Они встретились спустя пару недель. Бросились друг к другу, но не потому, что пылали от нетерпения, а потому, что делали так всегда. Но в этот раз все пошло не туда. Секс был отчасти фальшивый и немного нелепый. Они торопились, ощущая, что между ними что-то переменилось, и не знали, как поступить с этим новым чувством грусти.
– Надо прекращать этот балаган, – говорила мне Саша.
– Ну что ты сразу – «балаган», – упрекала ее я.
– Да как-то все сикось-накось… – морщилась она.
– Прекращай. В чем проблема?
– Да нет проблем, – соврала Саша.
Каждому человеку хочется верить, будто он управляет своими чувствами. Но это тысячу раз не так.
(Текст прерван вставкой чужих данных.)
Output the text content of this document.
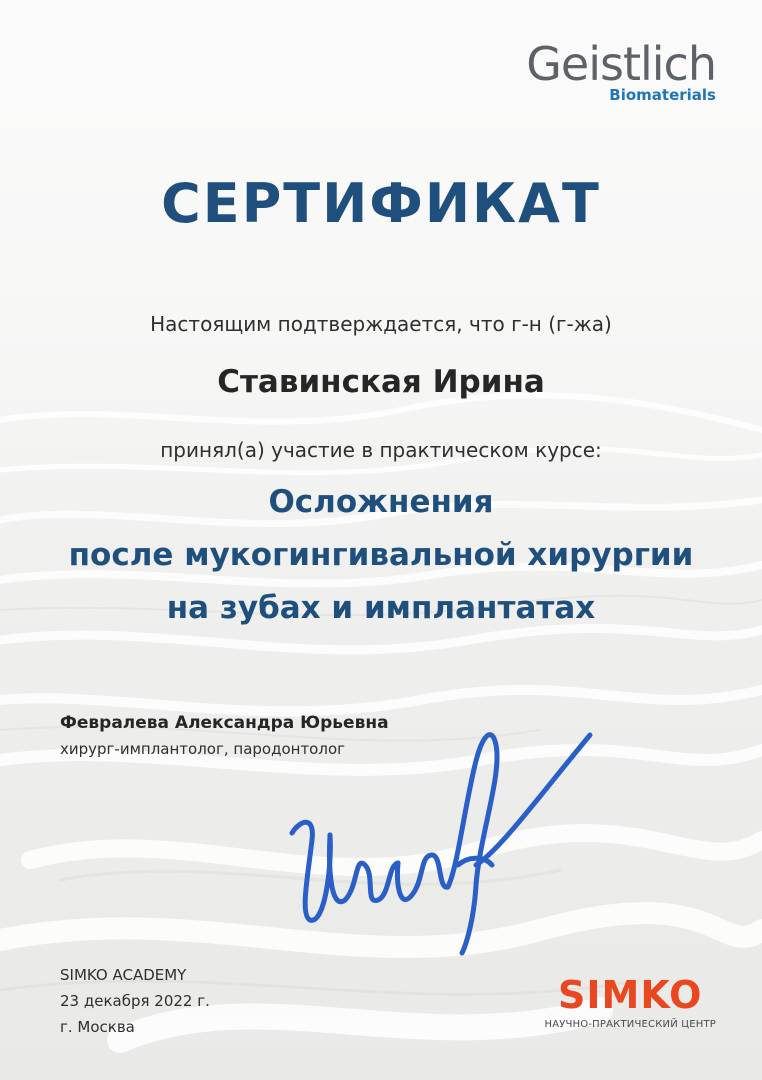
Geistlich
Biomaterials
СЕРТИФИКАТ
Настоящим подтверждается, что г-н (г-жа)
Ставинская Ирина
принял(а) участие в практическом курсе:
Осложнения
после мукогингивальной хирургии
на зубах и имплантатах
Февралева Александра Юрьевна
хирург-имплантолог, пародонтолог
SIMKO ACADEMY
23 декабря 2022 г.
г. Москва
SIMKO
НАУЧНО-ПРАКТИЧЕСКИЙ ЦЕНТР
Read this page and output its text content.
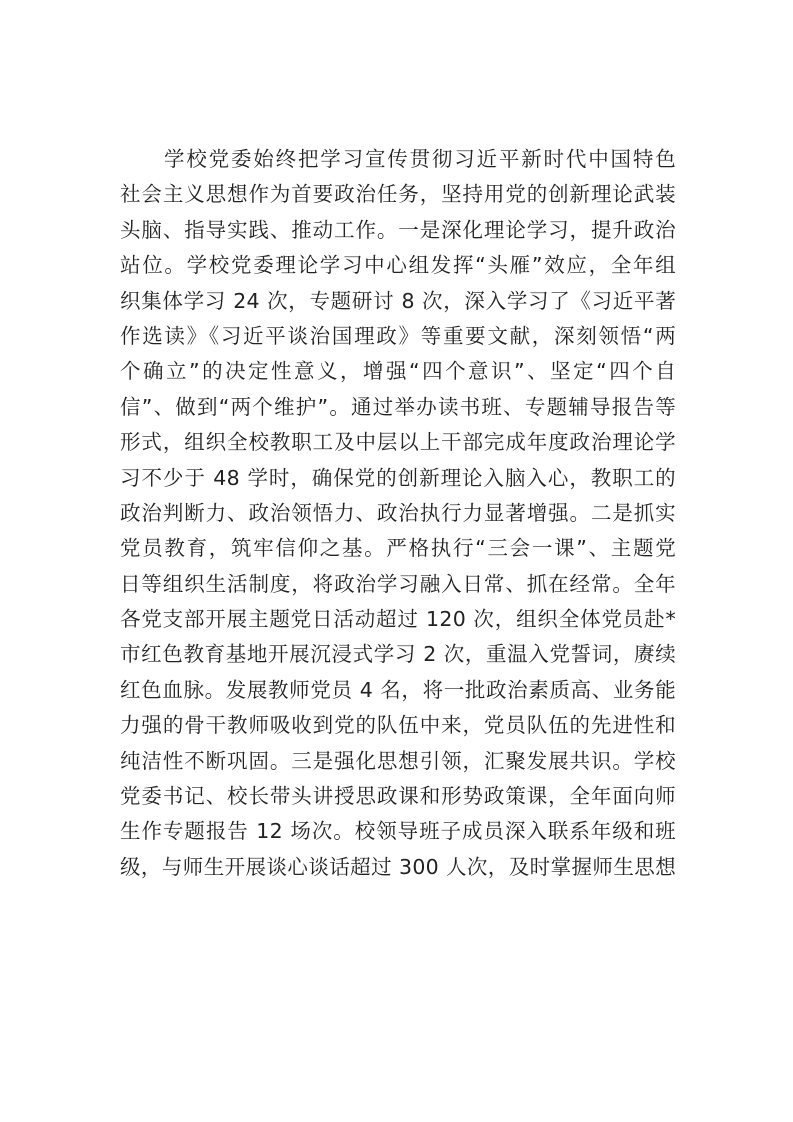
学校党委始终把学习宣传贯彻习近平新时代中国特色
社会主义思想作为首要政治任务，坚持用党的创新理论武装
头脑、指导实践、推动工作。一是深化理论学习，提升政治
站位。学校党委理论学习中心组发挥“头雁”效应，全年组
织集体学习 24 次，专题研讨 8 次，深入学习了《习近平著
作选读》《习近平谈治国理政》等重要文献，深刻领悟“两
个确立”的决定性意义，增强“四个意识”、坚定“四个自
信”、做到“两个维护”。通过举办读书班、专题辅导报告等
形式，组织全校教职工及中层以上干部完成年度政治理论学
习不少于 48 学时，确保党的创新理论入脑入心，教职工的
政治判断力、政治领悟力、政治执行力显著增强。二是抓实
党员教育，筑牢信仰之基。严格执行“三会一课”、主题党
日等组织生活制度，将政治学习融入日常、抓在经常。全年
各党支部开展主题党日活动超过 120 次，组织全体党员赴*
市红色教育基地开展沉浸式学习 2 次，重温入党誓词，赓续
红色血脉。发展教师党员 4 名，将一批政治素质高、业务能
力强的骨干教师吸收到党的队伍中来，党员队伍的先进性和
纯洁性不断巩固。三是强化思想引领，汇聚发展共识。学校
党委书记、校长带头讲授思政课和形势政策课，全年面向师
生作专题报告 12 场次。校领导班子成员深入联系年级和班
级，与师生开展谈心谈话超过 300 人次，及时掌握师生思想
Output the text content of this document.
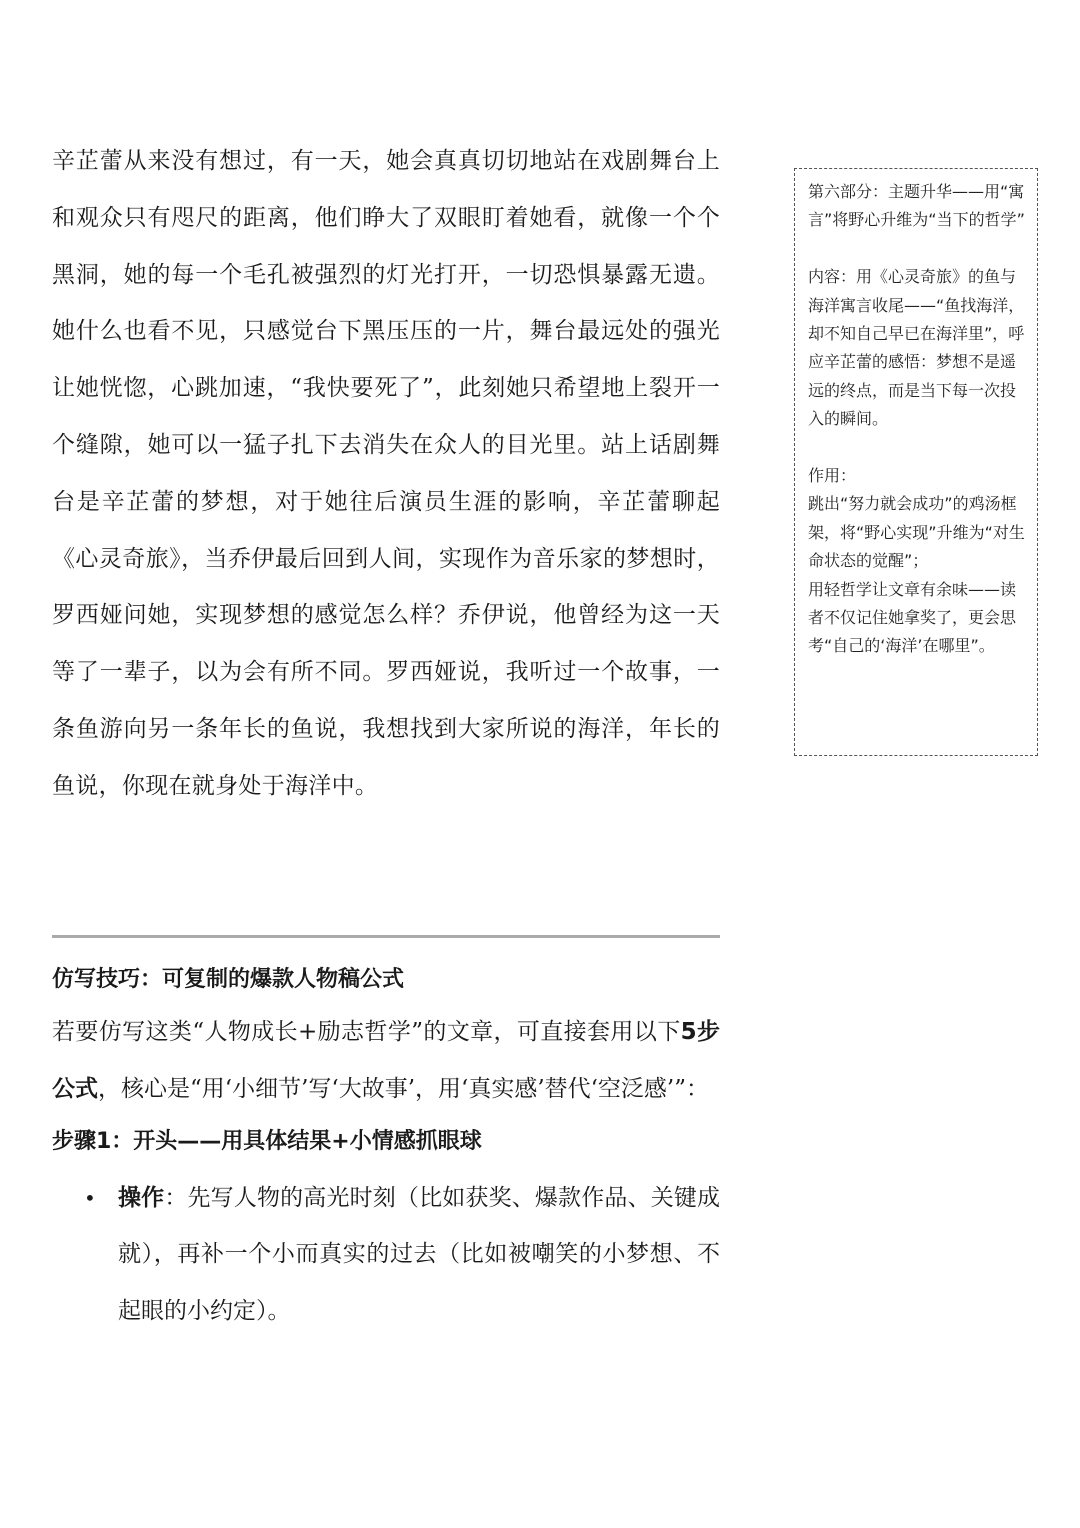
辛芷蕾从来没有想过，有一天，她会真真切切地站在戏剧舞台上和观众只有咫尺的距离，他们睁大了双眼盯着她看，就像一个个黑洞，她的每一个毛孔被强烈的灯光打开，一切恐惧暴露无遗。她什么也看不见，只感觉台下黑压压的一片，舞台最远处的强光让她恍惚，心跳加速，“我快要死了”，此刻她只希望地上裂开一个缝隙，她可以一猛子扎下去消失在众人的目光里。站上话剧舞台是辛芷蕾的梦想，对于她往后演员生涯的影响，辛芷蕾聊起《心灵奇旅》，当乔伊最后回到人间，实现作为音乐家的梦想时，罗西娅问她，实现梦想的感觉怎么样？乔伊说，他曾经为这一天等了一辈子，以为会有所不同。罗西娅说，我听过一个故事，一条鱼游向另一条年长的鱼说，我想找到大家所说的海洋，年长的鱼说，你现在就身处于海洋中。

第六部分：主题升华——用“寓言”将野心升维为“当下的哲学”

内容：用《心灵奇旅》的鱼与海洋寓言收尾——“鱼找海洋，却不知自己早已在海洋里”，呼应辛芷蕾的感悟：梦想不是遥远的终点，而是当下每一次投入的瞬间。

作用：

跳出“努力就会成功”的鸡汤框架，将“野心实现”升维为“对生命状态的觉醒”；

用轻哲学让文章有余味——读者不仅记住她拿奖了，更会思考“自己的‘海洋’在哪里”。

仿写技巧：可复制的爆款人物稿公式

若要仿写这类“人物成长+励志哲学”的文章，可直接套用以下5步公式，核心是“用‘小细节’写‘大故事’，用‘真实感’替代‘空泛感’”：

步骤1：开头——用具体结果+小情感抓眼球

• 操作：先写人物的高光时刻（比如获奖、爆款作品、关键成就），再补一个小而真实的过去（比如被嘲笑的小梦想、不起眼的小约定）。
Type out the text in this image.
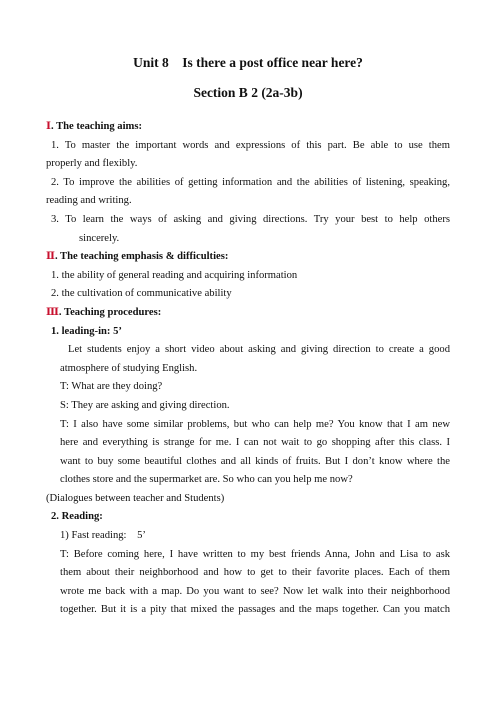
Unit 8    Is there a post office near here?

Section B 2 (2a-3b)

Ⅰ. The teaching aims:
1. To master the important words and expressions of this part. Be able to use them
properly and flexibly.
2. To improve the abilities of getting information and the abilities of listening, speaking,
reading and writing.
3. To learn the ways of asking and giving directions. Try your best to help others
sincerely.
Ⅱ. The teaching emphasis & difficulties:
1. the ability of general reading and acquiring information
2. the cultivation of communicative ability
Ⅲ. Teaching procedures:
1. leading-in: 5’
Let students enjoy a short video about asking and giving direction to create a good
atmosphere of studying English.
T: What are they doing?
S: They are asking and giving direction.
T: I also have some similar problems, but who can help me? You know that I am new
here and everything is strange for me. I can not wait to go shopping after this class. I
want to buy some beautiful clothes and all kinds of fruits. But I don’t know where the
clothes store and the supermarket are. So who can you help me now?
(Dialogues between teacher and Students)
2. Reading:
1) Fast reading:    5’
T: Before coming here, I have written to my best friends Anna, John and Lisa to ask
them about their neighborhood and how to get to their favorite places. Each of them
wrote me back with a map. Do you want to see? Now let walk into their neighborhood
together. But it is a pity that mixed the passages and the maps together. Can you match
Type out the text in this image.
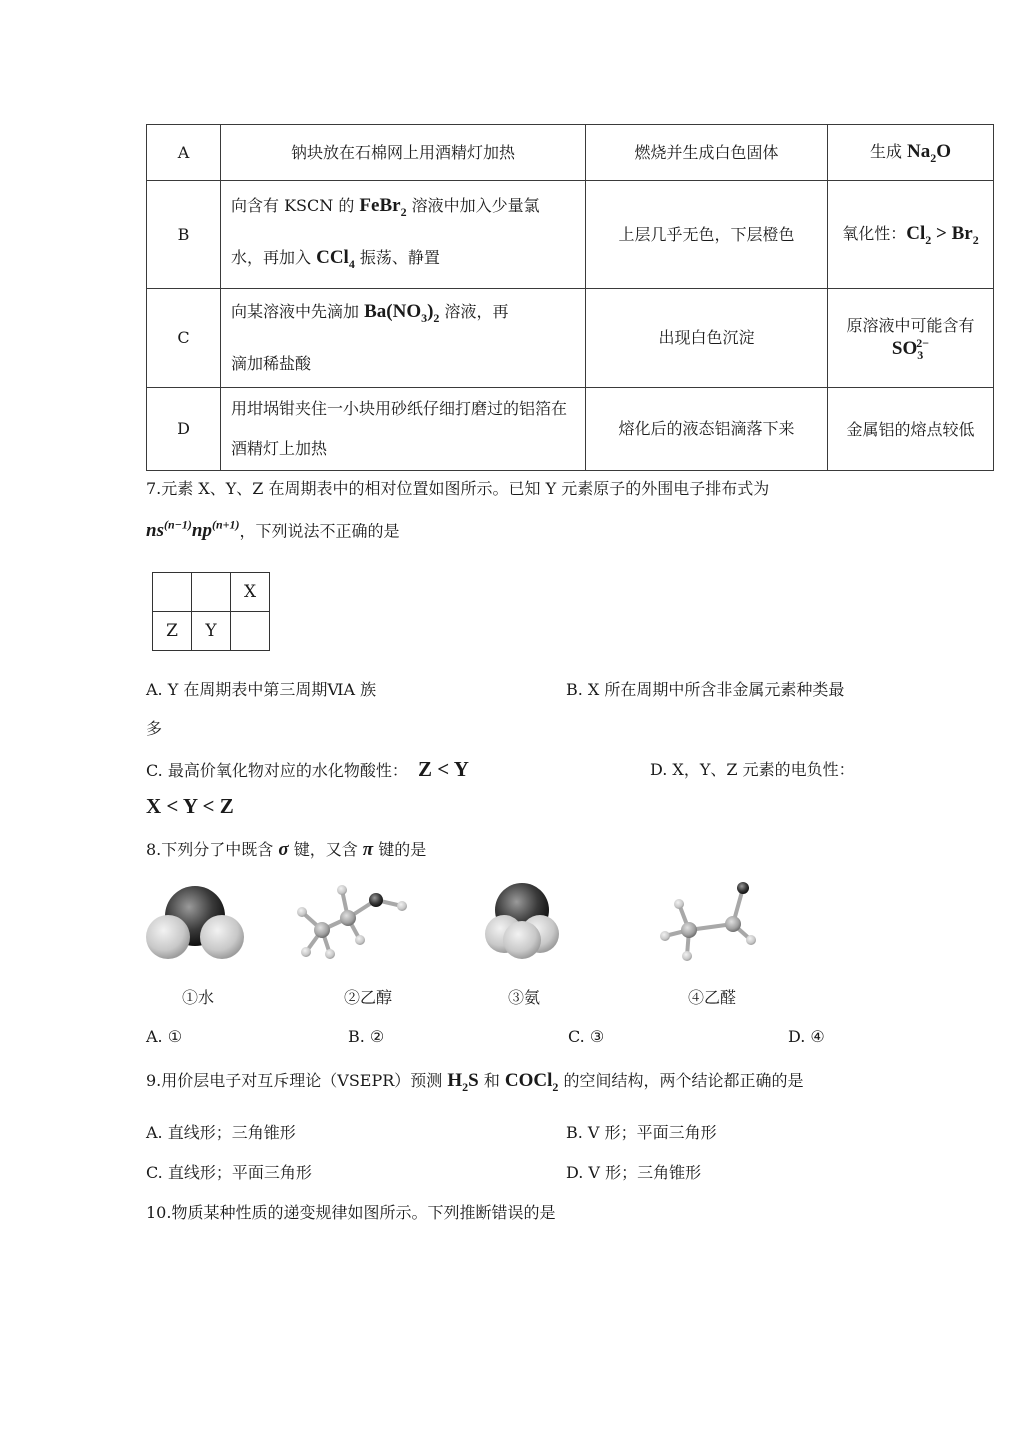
A	钠块放在石棉网上用酒精灯加热	燃烧并生成白色固体	生成 $Na_2O$
B	向含有 KSCN 的 FeBr$_2$ 溶液中加入少量氯
水，再加入 CCl$_4$ 振荡、静置	上层几乎无色，下层橙色	氧化性：$Cl_2 > Br_2$
C	向某溶液中先滴加 $Ba(NO_3)_2$ 溶液，再
滴加稀盐酸	出现白色沉淀	原溶液中可能含有 $SO_3^{2-}$
D	用坩埚钳夹住一小块用砂纸仔细打磨过的铝箔在酒精灯上加热	熔化后的液态铝滴落下来	金属铝的熔点较低
7.元素 X、Y、Z 在周期表中的相对位置如图所示。已知 Y 元素原子的外围电子排布式为
$ns^{(n-1)}np^{(n+1)}$，下列说法不正确的是
		X
Z	Y	
A. Y 在周期表中第三周期ⅥA 族	B. X 所在周期中所含非金属元素种类最
多
C. 最高价氧化物对应的水化物酸性： Z < Y	D. X，Y、Z 元素的电负性：
X < Y < Z
8.下列分了中既含 σ 键，又含 π 键的是
①水	②乙醇	③氨	④乙醛
A. ①	B. ②	C. ③	D. ④
9.用价层电子对互斥理论（VSEPR）预测 $H_2S$ 和 COCl$_2$ 的空间结构，两个结论都正确的是
A. 直线形；三角锥形	B. V 形；平面三角形
C. 直线形；平面三角形	D. V 形；三角锥形
10.物质某种性质的递变规律如图所示。下列推断错误的是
Мой день рождения приходится на позднюю осень. На улице редко светит солнце, мухи медленно летают по квартире и падают тебе на колени, сонные и уставшие, на голых деревьях трепещут от ветра три-четыре последних листа, один из них отчего-то зеленый. Никому не хочется уходить из дома, поэтому на моем дне рождения все напиваются до полнейшего безобразия.
Я пригласила Никиту, пригласила Сашу.
Он затащил ее в туалет.
– Я не могу рядом с унитазом! – Саша вырвалась и поправила юбку. – Прости.
– Есть идея! – воскликнул Никита.
Наверное, была причина, по которой они не сняли номер в гостинице, не поехали к Саше.
Никита поймал такси до Гольяново, взял ключи от гаража у своего приятеля-байкера, и там, в жестянке, рядом с мотоциклом, на узкой кушетке, подсоединив к колонкам айпод, они занялись любовью. В гараже была раковина, и обогреватель, и даже недопитая бутылка текилы.
Они были там счастливы.
Они полюбили этот гараж. Даже стали называть его «наше место».
– Клянусь, я спал в подъезде! – уверял Никита Сашу. – Неделю, наверное. А потом нашел девочку из Ясенева, жил у нее. Через нее познакомился с Андроном. У него мама живет в Швейцарии, она юрист, а папа здесь, водитель. Там такая история… Они продали дедушкину квартиру, часть денег матери отправили, а на то, что осталось, Боря, это папа Андрона, купил ему машину, у Дрона сделали ремонт, а отцу досталось тысяч пятнадцать, что ли. Он таких денег в руках не держал!
– Да вроде сумма не то чтобы… – перебила его Саша.
– Ну да… В общем, он их конкретно пробухал.
– Пробухал?
– Ты прикинь, человек раз в год выпивал по праздникам, ему пятьдесят, и он стал алкашом! Я у него жил, а потом он такую же бабу завел, пьянь, что я переехал к его корешу, тоже алкашу. За квартиру его поил, кормил, «неотложку» ему вызывал.
– Слушай… – ужасалась Саша. – Вот тебе досталось… А мы тут еще все недовольны. Н-да…
Они открывали пакеты из «Макдоналдса» или распаковывали коробочки с суши, заворачивались в старые пледы, пропахшие бензином, и отключали громкость на телефонах.